A battle of words broke out after this impassioned speech until a calmer voice prevailed when a senator from California pleaded with the following sage words: “God help us if we cannot meet our problems in a spirit of tolerance and recognize the right of the opposition to present its own views.” We need someone like that around today.
A local (presumably) pundit, who used the pen name Henry, the Hermit, wrote a satirical poem about Senator Pepper that was printed elsewhere in the paper.
President Trump is not the first president to have problems with the press, calling it “fake news.” An article in the paper said, “The president called in Lyle Wilson of the United Press bureau and denounced Mr. Wilson and his organization for sending out dispatches which the president said were untrue.” The writer concluded by saying, “Of course, all of this is part of the great game of politics.”
As in earlier editions of the paper, there were jokes, clever sayings and helpful hints. Here are a few of the ones I found to be the most clever and funniest.
“A seaside worker tells me he gets $2.50 for picking up litter. A tidy sum?”
“If your garden is fooling you, give it a few digs in return.”
And how about these hints: “For mosquito bites - A little household ammonia added to the water with which mosquito bites are washed will remove the sting.” I’ve been doing this for years.
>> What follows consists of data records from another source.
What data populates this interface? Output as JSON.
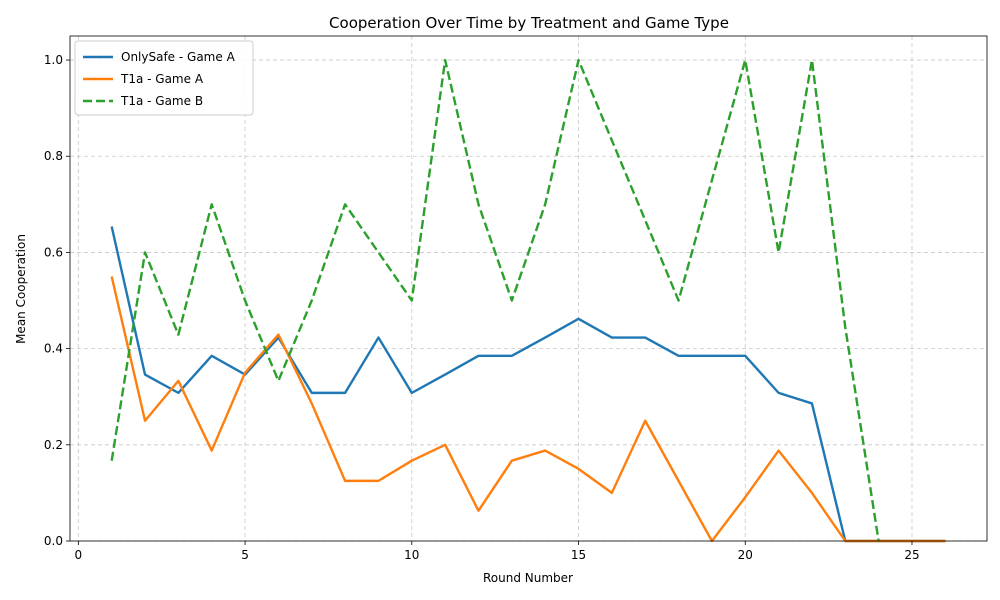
{
  "chart_data": {
    "type": "line",
    "title": "Cooperation Over Time by Treatment and Game Type",
    "xlabel": "Round Number",
    "ylabel": "Mean Cooperation",
    "xlim": [
      -0.25,
      27.25
    ],
    "ylim": [
      0,
      1.05
    ],
    "xticks": [
      0,
      5,
      10,
      15,
      20,
      25
    ],
    "yticks": [
      0.0,
      0.2,
      0.4,
      0.6,
      0.8,
      1.0
    ],
    "xtick_labels": [
      "0",
      "5",
      "10",
      "15",
      "20",
      "25"
    ],
    "ytick_labels": [
      "0.0",
      "0.2",
      "0.4",
      "0.6",
      "0.8",
      "1.0"
    ],
    "grid": true,
    "legend_position": "top-left",
    "series": [
      {
        "name": "OnlySafe - Game A",
        "color": "#1f77b4",
        "style": "solid",
        "x": [
          1,
          2,
          3,
          4,
          5,
          6,
          7,
          8,
          9,
          10,
          11,
          12,
          13,
          14,
          15,
          16,
          17,
          18,
          19,
          20,
          21,
          22,
          23,
          24,
          25,
          26
        ],
        "y": [
          0.654,
          0.346,
          0.308,
          0.385,
          0.346,
          0.423,
          0.308,
          0.308,
          0.423,
          0.308,
          0.346,
          0.385,
          0.385,
          0.423,
          0.462,
          0.423,
          0.423,
          0.385,
          0.385,
          0.385,
          0.308,
          0.286,
          0.0,
          0.0,
          0.0,
          0.0
        ]
      },
      {
        "name": "T1a - Game A",
        "color": "#ff7f0e",
        "style": "solid",
        "x": [
          1,
          2,
          3,
          4,
          5,
          6,
          7,
          8,
          9,
          10,
          11,
          12,
          13,
          14,
          15,
          16,
          17,
          18,
          19,
          20,
          21,
          22,
          23,
          24,
          25,
          26
        ],
        "y": [
          0.55,
          0.25,
          0.333,
          0.188,
          0.35,
          0.429,
          0.286,
          0.125,
          0.125,
          0.167,
          0.2,
          0.063,
          0.167,
          0.188,
          0.15,
          0.1,
          0.25,
          0.125,
          0.0,
          0.091,
          0.188,
          0.1,
          0.0,
          0.0,
          0.0,
          0.0
        ]
      },
      {
        "name": "T1a - Game B",
        "color": "#2ca02c",
        "style": "dashed",
        "x": [
          1,
          2,
          3,
          4,
          5,
          6,
          7,
          8,
          9,
          10,
          11,
          12,
          13,
          14,
          15,
          16,
          17,
          18,
          19,
          20,
          21,
          22,
          23,
          24
        ],
        "y": [
          0.167,
          0.6,
          0.429,
          0.7,
          0.5,
          0.333,
          0.5,
          0.7,
          0.6,
          0.5,
          1.0,
          0.7,
          0.5,
          0.7,
          1.0,
          0.833,
          0.667,
          0.5,
          0.75,
          1.0,
          0.6,
          1.0,
          0.444,
          0.0
        ]
      }
    ]
  }
}
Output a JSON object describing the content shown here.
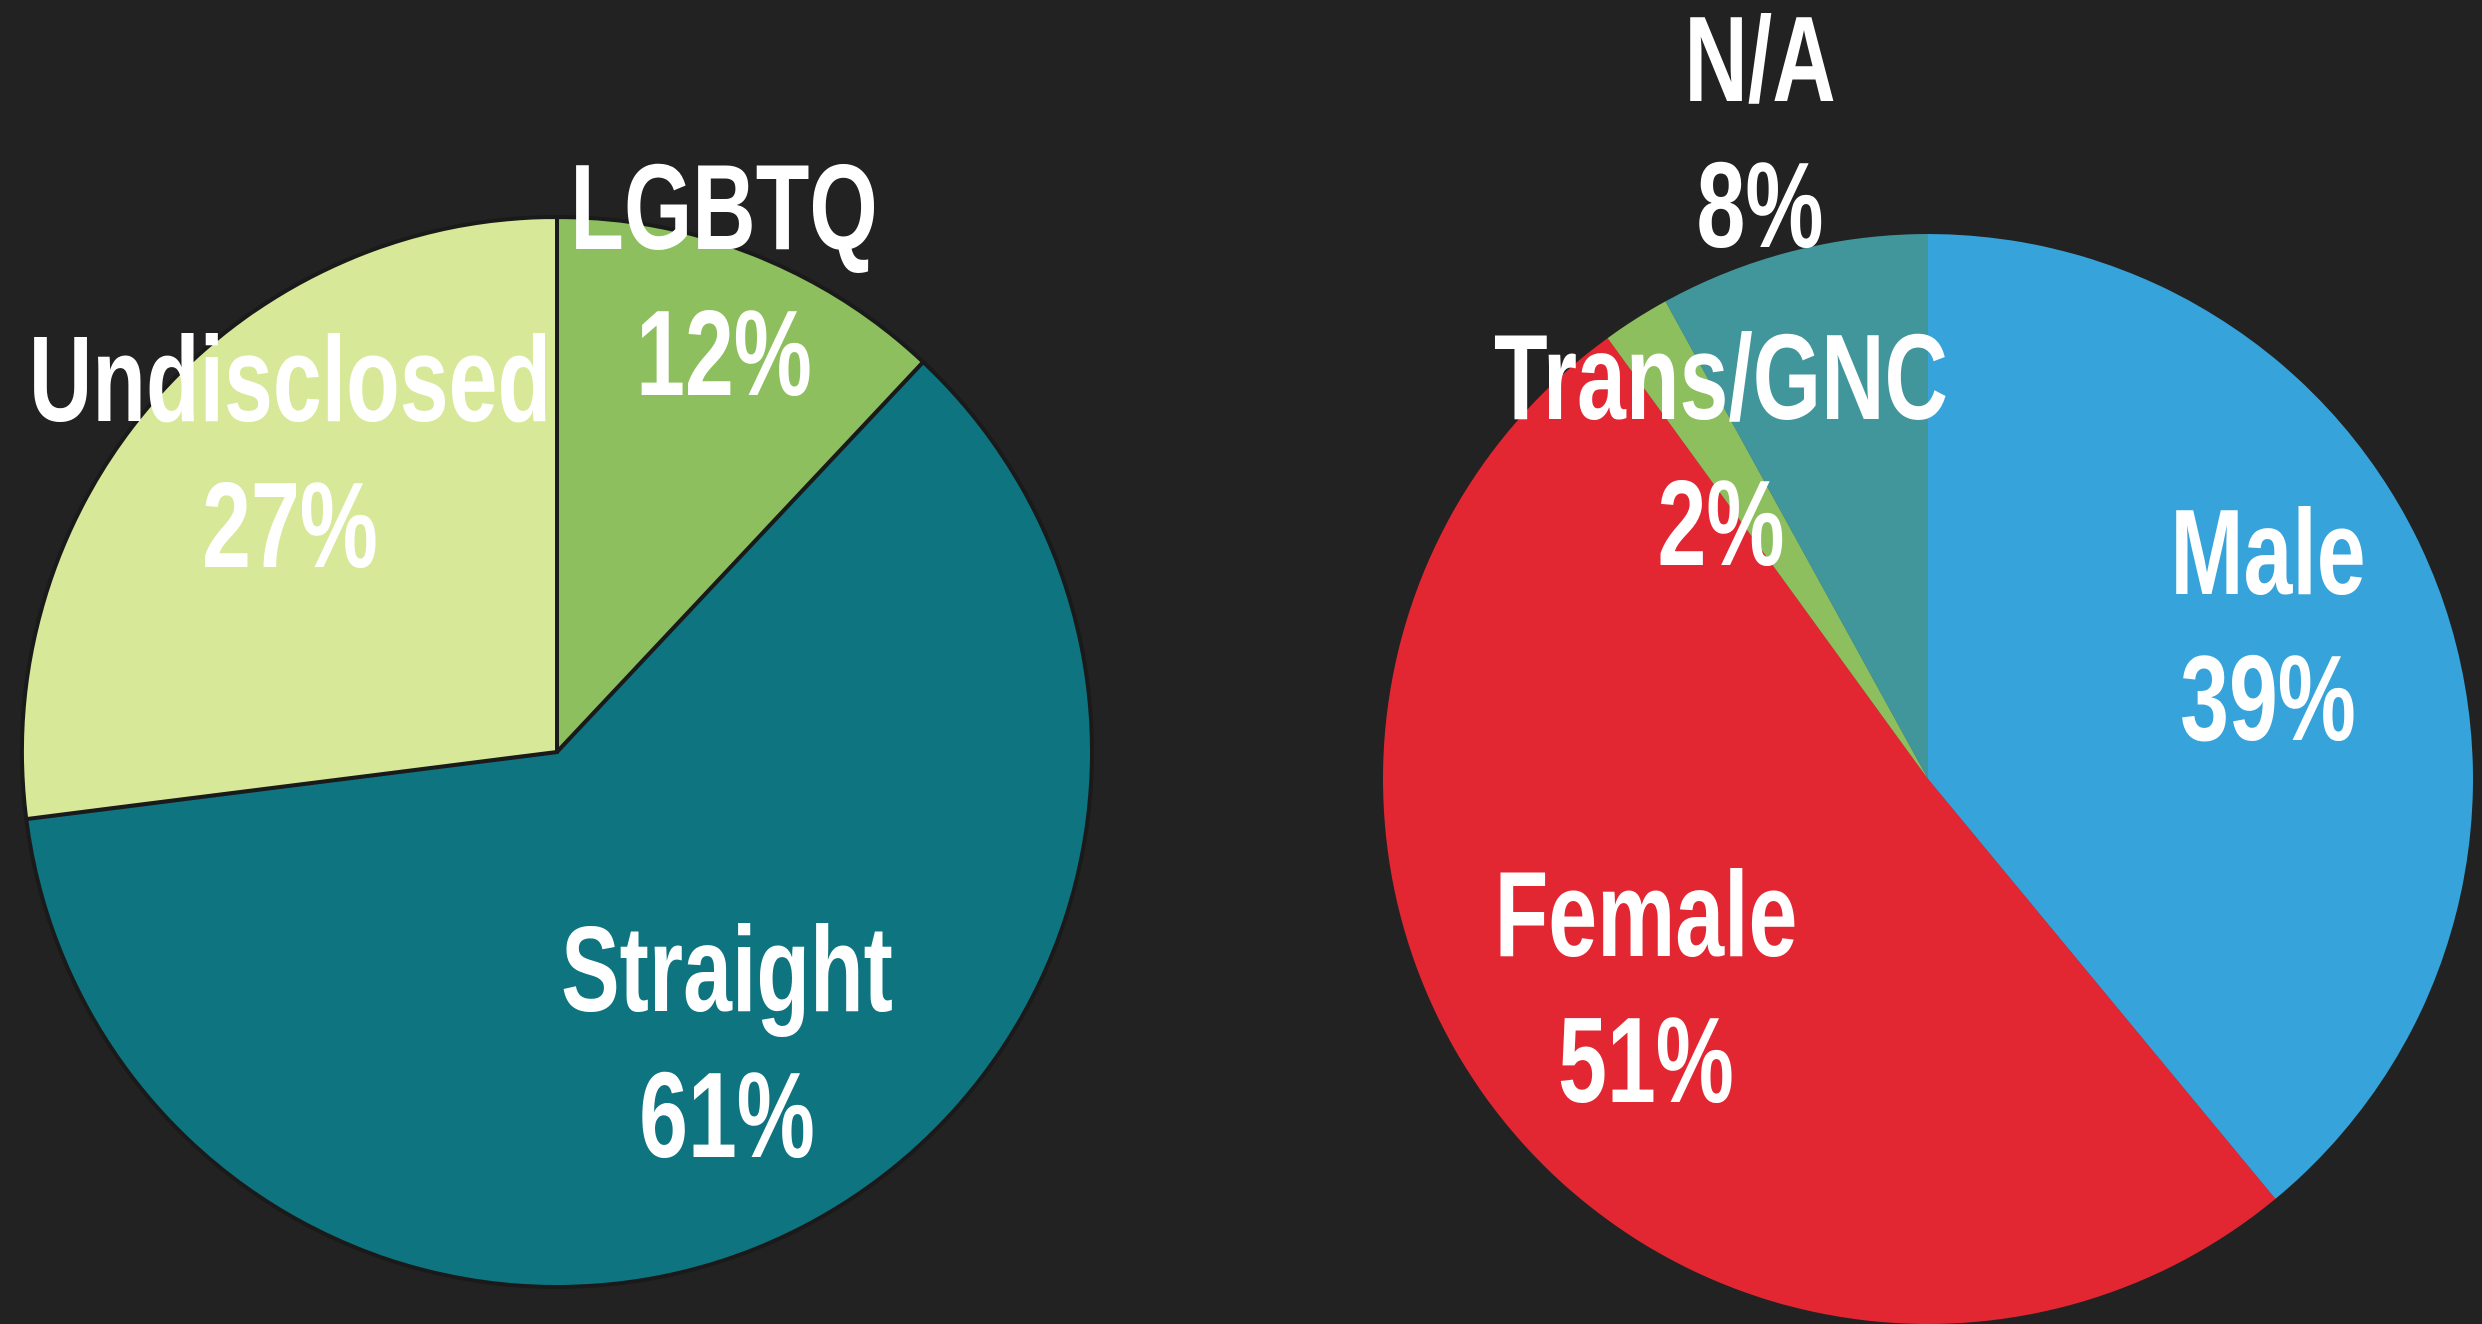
{
  "chart_data": [
    {
      "type": "pie",
      "categories": [
        "LGBTQ",
        "Straight",
        "Undisclosed"
      ],
      "values": [
        12,
        61,
        27
      ],
      "value_labels": [
        "12%",
        "61%",
        "27%"
      ],
      "colors": [
        "#8dbf5e",
        "#0e7480",
        "#d7e898"
      ]
    },
    {
      "type": "pie",
      "categories": [
        "Male",
        "Female",
        "Trans/GNC",
        "N/A"
      ],
      "values": [
        39,
        51,
        2,
        8
      ],
      "value_labels": [
        "39%",
        "51%",
        "2%",
        "8%"
      ],
      "colors": [
        "#36a3da",
        "#e32732",
        "#8dbf5e",
        "#41969b"
      ]
    }
  ]
}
Or this one: “Cut flowers with Razor Blade - Take a safety razor with you when you go into the garden to cut flowers. It is more satisfactory than scissors for cutting delicate flower stems.”
Of course, advertising is the lifeblood of every newspaper and the Brooksville Sun had its share. Two products advertised then are still around – Camel cigarettes and Kellogg’s Corn Flakes.
The local grocery store advertisement from a couple of weeks before showed how much a trip to the supermarket would cost. Coffee - 23¢/pound; Flour 77¢ for 20 pounds; Heinz soups - 3 cans for 25¢. And “weinniers” - 35¢ for two pounds. I guess those frankfurters were “weinnier” than your average ones.
The ad whose picture goes along with this article topped them all. This had to have been a spoof or these folks took “truth in advertising” very seriously. It even had a disclaimer at the beginning: “This stuff ain’t so hot. You probably won’t be able to eat any of it.” Yes, but who can pass up a bargain!!
Tip Top Market had a sale going on in which they were selling “apple sauce (worms extracted)” for 10¢ per can; “oysters (slick and slimy)” at 12½¢ per can; “pink salmon (improved – been dead a long time)” at two cans for 25¢; and “peas (big, rinkled and tuff)” at two cans for 19¢.